Sürekli koşturuyoruz değil mi?
Her şey için her zaman koşuyoruz…
Günümüz koşulları bizi öyle bir tempoya mecbur kılıyor ki, koşturmadığımız zaman kaybedecekmişiz gibi hissediyoruz. Kimi zaman iş konusunda, kimi zaman arkadaşlıklarımızda, kimi zaman kendimizi geliştirmek istediğimiz farklı alanlarda… Ama hep koşuyoruz.
Bir şeyler için mücadele etmek emek vermek çok değerli. Emek vererek bir şeyleri elde etmek, o hedefe giden yolda emeklerimizin karşılığını alabilmek kıymetli.
Koşmaya artık öyle bir alıştık ki yavaşlamaktan korkar olduk. Yavaşlarsak, kaybedecekmişiz, ya da motivasyonumuz azalacakmış gibi hisseder olduk.
Bir şeyi yapmak için o tempoya alışmak her ne kadar güzel olsa da bir müddet sonra yormaya başlıyor, yormasa bile ilk zamanlarda aldığımız hazzı alamayabiliyoruz.

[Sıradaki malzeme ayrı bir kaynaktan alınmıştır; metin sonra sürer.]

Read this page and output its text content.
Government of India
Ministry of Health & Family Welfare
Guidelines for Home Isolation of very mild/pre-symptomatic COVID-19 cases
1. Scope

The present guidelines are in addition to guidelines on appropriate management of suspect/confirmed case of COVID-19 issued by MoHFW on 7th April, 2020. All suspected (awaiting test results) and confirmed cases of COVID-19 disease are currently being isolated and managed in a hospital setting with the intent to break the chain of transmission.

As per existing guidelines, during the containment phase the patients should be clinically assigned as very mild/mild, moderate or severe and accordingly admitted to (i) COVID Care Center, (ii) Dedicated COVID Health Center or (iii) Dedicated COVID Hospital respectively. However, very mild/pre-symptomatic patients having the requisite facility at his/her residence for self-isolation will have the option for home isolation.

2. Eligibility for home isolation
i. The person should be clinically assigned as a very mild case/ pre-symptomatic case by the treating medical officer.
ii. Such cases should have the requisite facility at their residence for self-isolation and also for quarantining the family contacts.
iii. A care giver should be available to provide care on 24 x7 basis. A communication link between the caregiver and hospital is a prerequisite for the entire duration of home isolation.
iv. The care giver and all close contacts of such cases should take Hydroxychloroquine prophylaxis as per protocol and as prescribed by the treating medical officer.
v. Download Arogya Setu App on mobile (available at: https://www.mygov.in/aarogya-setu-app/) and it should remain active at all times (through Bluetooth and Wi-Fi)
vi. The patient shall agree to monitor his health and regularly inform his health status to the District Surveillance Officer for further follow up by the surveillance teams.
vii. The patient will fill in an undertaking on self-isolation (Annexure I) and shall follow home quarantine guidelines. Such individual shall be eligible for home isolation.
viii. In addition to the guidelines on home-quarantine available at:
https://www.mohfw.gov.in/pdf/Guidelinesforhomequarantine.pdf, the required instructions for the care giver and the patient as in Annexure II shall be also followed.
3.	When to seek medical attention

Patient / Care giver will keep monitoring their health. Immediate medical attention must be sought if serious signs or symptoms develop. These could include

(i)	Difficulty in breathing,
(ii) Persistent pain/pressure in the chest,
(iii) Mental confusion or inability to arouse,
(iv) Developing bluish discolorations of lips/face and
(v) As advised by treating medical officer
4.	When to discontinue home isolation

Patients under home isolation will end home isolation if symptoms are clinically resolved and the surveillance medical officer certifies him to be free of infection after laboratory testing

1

Bu sebeple zaman zaman tempomuzu değiştirmeliyiz. Kimi zaman duruma göre tempomuzu yükseltmeli, kimi zaman ise düşürmeliyiz.
Ama bunca şey ile ilgilenirken mücadele ederken atladığımız bir şey oluyor. Kendimizi dinlemek.
Her insanın mutlaka durup kendisini dinlemeye ihtiyacı var. Belki anlık olarak yaptığımız şeyi gözden geçirmek ve daha verimli hale getirmek için, belki yanlış mı yapıyoruz deyip o an geriye dönmek için…
Kendimizi dinlemekten çekinmemeliyiz. İnsanın farkındalığının oluşması ve ne istediğini daha iyi anlaması için mutlaka kendisi ile konuşması ve kendisi ile iş birliği yapması gerekir.
Kendimizi ne kadar çok dinlersek eminim ki iç dünyamızdaki kavgalarımız azalacak ve bu da bizi daha huzurlu bir ruh haline sokacaktır.
Sevgili okurlarım lütfen bu yazıyı okuduktan sonra kısa bir süreliğine de olsa oturup kendinizle konuşmayı ve kendinizi dinlemeyi deneyin. Eminim ki bundan keyif alacaksınız.